There is something a little odd about this story: we concluded one thing (that the camera was in the car) because we couldn't prove something else (the camera was in the house). But as it happens, this is exactly what we do in statistics. First, we establish what is known as the "null hypothesis": roughly speaking, we establish that nothing interesting is going on. We then run our analyses, obtain our P value and, if P is less than .05 (statistical significance), we reject the null and conclude that we have an interesting phenomenon on our hands. Drug trials are a simple example: here, our null hypothesis is that drug and placebo are equivalent, so if P is less than .05, we say that the drug and placebo differ.

What we do if P is greater than .05 is a little more complicated. The other day I shot baskets with Michael Jordan (remember that I am a statistician and never make things up). He shot 7 straight free throws; I hit 3 and missed 4 and then (being a statistician) rushed to the sideline, grabbed my laptop and calculated a P value of .07 by Fisher's exact test. Now, you wouldn't take this P value to suggest that there is no difference between my basketball skills and those of Michael Jordan, you'd say that our experiment hadn't proved a difference.

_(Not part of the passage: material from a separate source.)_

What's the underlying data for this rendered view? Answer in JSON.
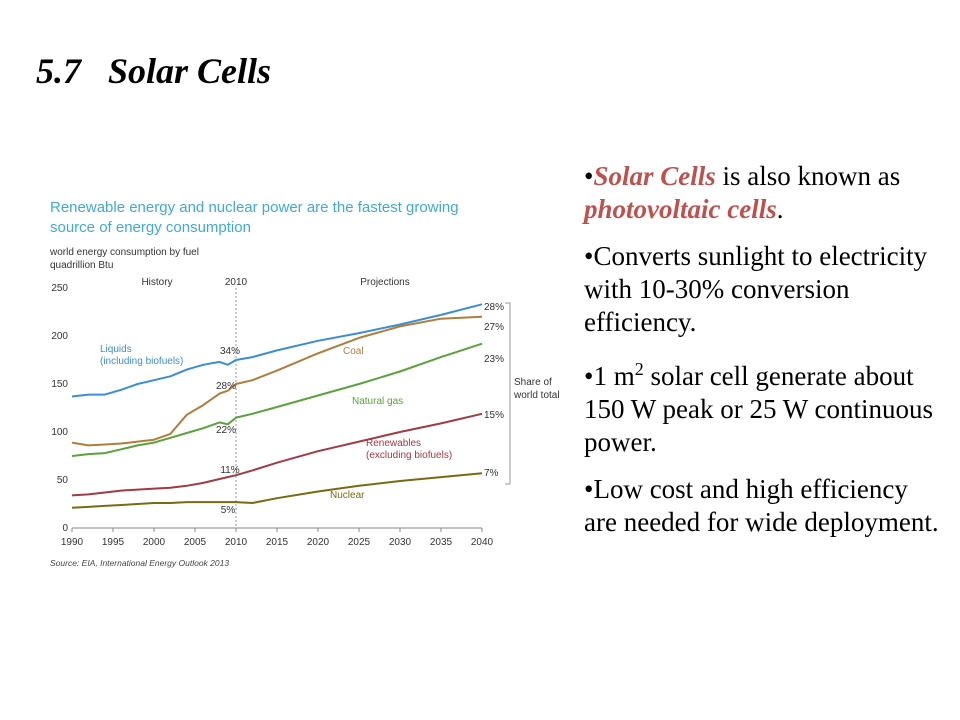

Yet, a good number of researchers, physicians, and commentators come to exactly the opposite conclusion when interpreting the results of medical research. Take the recent Women's Health Initiative trial evaluating a low-fat diet for breast cancer. This study, published in the Feburary 8, 2006 issue of JAMA, reported a ~10% reduction in breast cancer risk in women eating a diet low in fat compared with controls.[1] If this is indeed the true difference, low-fat diets could reduce the incidence of breast cancer by many tens of thousands of women each year, an astonishing health benefit for an inexpensive and nontoxic intervention. The P value for the difference in cancer rates was .07, and, here is the key point: This was widely interpreted as indicating that low-fat diets don't work. For example, The New York Times editorial page trumpeted that "low fat diets flub a test" and claimed that the study provided "strong evidence that the war against all fats was mostly in vain."[2] However, failure to prove that a treatment is effective is not the same as proving it ineffective. This is what statisticians call "accepting the null hypothesis" and, unless you accept that a British-born statistician got game with Michael Jordan, it is something you'll want to avoid.

My own view on the low-fat diet trial is that the results were very encouraging, but weren't quite good enough to prove a difference. A prediction: As years go by and more data come in, the difference between groups in the breast cancer trial will reach statistical significance. At this point, there will be a general outcry of "wait a minute, they just said it didn't work" with a consequent increase in cynicism about medical research and nihilism about diet. Which is to say, The New York Times should stick to hoops.